Grounded future: Pentagon still bets on plagued F-35s
Notwithstanding the ongoing and costly setbacks occurring as recently as earlier this month, United States Secretary of Defense Chuck Hagel stood by the Pentagon’s F-35 fighter jet program this week during a visit Thursday with pilots.
Hagel, a Vietnam War vet appointed by US Pres. Barack Obama last year to head the Department of Defense, lauded the $400 billion program at Eglin Air Force Base in Florida on Thursday during a pep talk to pilots no sooner than two weeks after the Pentagon grounded its entire fleet of F-35s due to an engine fire. Days later, the jet’s UK debut was cancelled on account of that setback, which today continues to keep the US fleet out of the sky.
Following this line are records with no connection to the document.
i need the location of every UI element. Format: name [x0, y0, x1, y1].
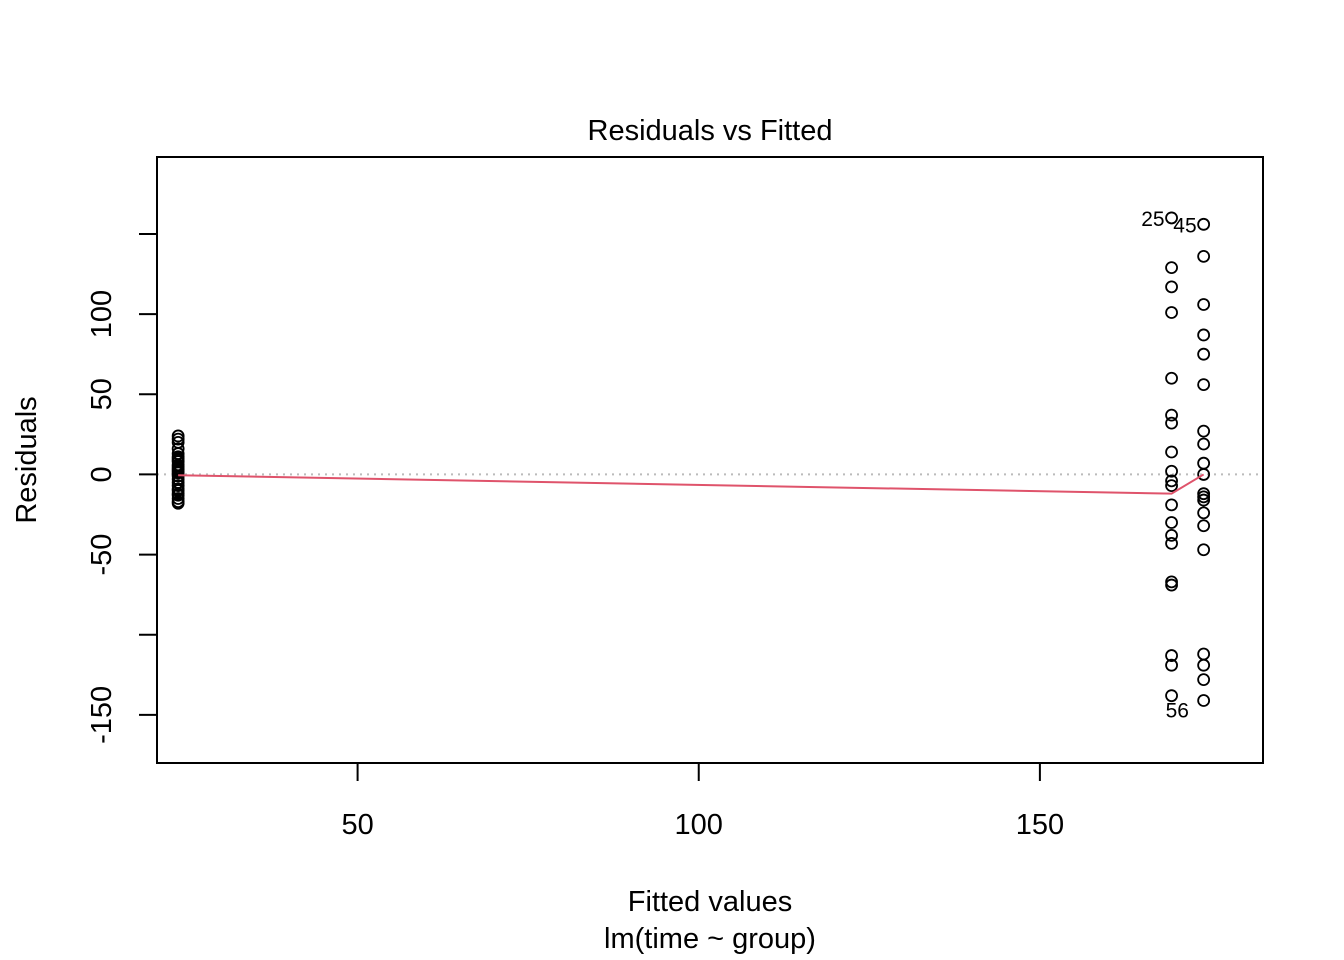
data-point: [1165, 408, 1178, 422]
y-axis-label: Residuals: [11, 396, 43, 523]
x-tick-label: 100: [675, 809, 723, 841]
data-point: [1165, 536, 1178, 550]
point-label: 25: [1141, 208, 1164, 231]
x-tick-label: 50: [341, 809, 373, 841]
data-point: [1165, 306, 1178, 319]
data-point: [1197, 424, 1211, 438]
data-point: [1165, 416, 1178, 430]
data-point: [1165, 464, 1178, 478]
data-point: [1197, 249, 1211, 263]
chart-subtitle: lm(time ~ group): [604, 923, 816, 955]
data-point: [1165, 280, 1178, 294]
data-point: [1197, 658, 1211, 672]
data-point: [1197, 347, 1211, 361]
x-tick-label: 150: [1016, 809, 1064, 841]
data-point: [1197, 493, 1211, 507]
data-point: [1165, 658, 1178, 672]
data-point: [1197, 328, 1211, 342]
data-point: [1165, 261, 1178, 275]
data-point: [1197, 468, 1211, 481]
data-point: [1197, 673, 1211, 687]
data-point: [1197, 456, 1211, 470]
data-point: [1165, 498, 1178, 512]
y-tick-label: 100: [86, 290, 118, 338]
data-point: [1197, 437, 1211, 451]
y-tick-label: -150: [86, 686, 118, 744]
chart-title: Residuals vs Fitted: [588, 115, 833, 147]
smooth-line: [178, 473, 1205, 495]
data-point: [1165, 528, 1178, 542]
y-tick-label: -50: [86, 534, 118, 576]
data-point: [1165, 516, 1178, 529]
data-point: [1165, 578, 1178, 592]
data-point: [1197, 543, 1211, 557]
data-point: [1165, 649, 1178, 662]
data-point: [1165, 479, 1178, 493]
x-axis-label: Fitted values: [628, 886, 792, 918]
data-point: [1165, 474, 1178, 488]
data-point: [1197, 519, 1211, 533]
data-point: [1197, 647, 1211, 661]
x-axis: 50 100 150: [341, 763, 1064, 841]
data-point: [1197, 217, 1211, 231]
y-tick-label: 0: [86, 466, 118, 482]
data-point: [171, 496, 185, 510]
data-point: [1197, 378, 1211, 392]
data-point: [1165, 445, 1178, 459]
point-label: 56: [1166, 700, 1189, 723]
y-axis: -150 -50 0 50 100: [86, 232, 157, 744]
data-point: [1197, 694, 1211, 707]
data-point: [1165, 371, 1178, 385]
plot-area: 25 45 56: [157, 208, 1263, 723]
data-point: [1197, 506, 1211, 520]
data-point: [1165, 689, 1178, 703]
plot-frame: [156, 156, 1264, 764]
data-point: [1197, 298, 1211, 311]
y-tick-label: 50: [86, 378, 118, 410]
data-point: [1165, 211, 1178, 225]
point-label: 45: [1173, 214, 1196, 237]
Despite the engine fire — only one of the latest in a long series of setbacks suffered by the costly stealth jet program — Sec. Hagel hailed the planes during Thursday’s appearance.
“Issues” aside, Hagel said, the F-35 still represents "the future for our fighter aircraft.”
“I know that there are issues,” Hagel said. “I don’t know of a platform that we’ve ever had, that we’ve ever designed, that we’ve ever tried and then put into service, that didn’t go through issues,” the secretary continued, later adding that he nevertheless has “strong, strong confidence” in those running the program, according to the Omaha World Herald.
As those issues linger on, however, the immediate future of the F-35 program remains uncertain. The Pentagon announced on July 3 that the DOD’s entire arsenal of F-35s would be grounded after an engine fire erupted unexpectedly onboard an aircraft. The jet was supposed to make its UK debut this Monday at the Royal International Air Tattoo show, but that appearance was cancelled on account of the grounding.
"If the F-35 doesn't make it to the show it's quite embarrassing. It will jeopardize the timing of export orders," Richard Aboulafia, an analyst with Teal Group, told the BBC ahead of the last-minute decision to keep the jet from appearing.
Stateside, however, lawmakers largely shrugged off the setback, which is only the latest in a years-long trend of mishaps.
“I just want to keep it going,” Sen. James Inhofe
(R-Okla.), the ranking member of the Senate Armed Services
Committee, told The Hill this week. “It’s too modern to
fail. If we’re going to maintain superiority over other
countries, we have to have that, we can’t do without it.”
“When you develop a new system like this you’re going to have
hiccups,” opined Sen. Bill Nelson (D-Florida). Those
hiccups, Sen. Jack Reed (D-Rhode Island) added, “are not
unusual in a very sophisticated development program like
this.”
Others, like Sen. John McCain (R-Arizona), are questioning the F-35s more than ever, though.
“In some ways it’s too big to fail, but it’s a debacle. We’ve
been fighting this battle of cost overruns and glitches for a
number of years,” McCain reportedly told journalists this
week. “It’s classic example of the
military-industrial-congressional complex.”
Indeed, it’s been an uphill battle for the Pentagon with respect
to putting the final touches on the F-35. The latest grounding of
the fleet marked the eighth time the DOD has been driven to make such a
decision, with the next most recent occurrence happening only
last month when an engine oil leak forced the military to inspect
104 of its jets.
In March, the US Government Accountability Office determined that persistent software problems could delay the program for an additional year, and questioned whether the US could still afford the 2,457 planes that are slated for purchase. They could cost $400 billion – a 68 percent increase over original projections in 2001 – and keeping the program on schedule for 2037 could cost $12.6 billion per year.
In the meantime, Hagel told pilots this week that the fleet will remain on the ground until all its kinks are ironed out.
"Safety is the first priority, and we're not going to ask anyone to risk their lives on any platform, for any reason,” he said.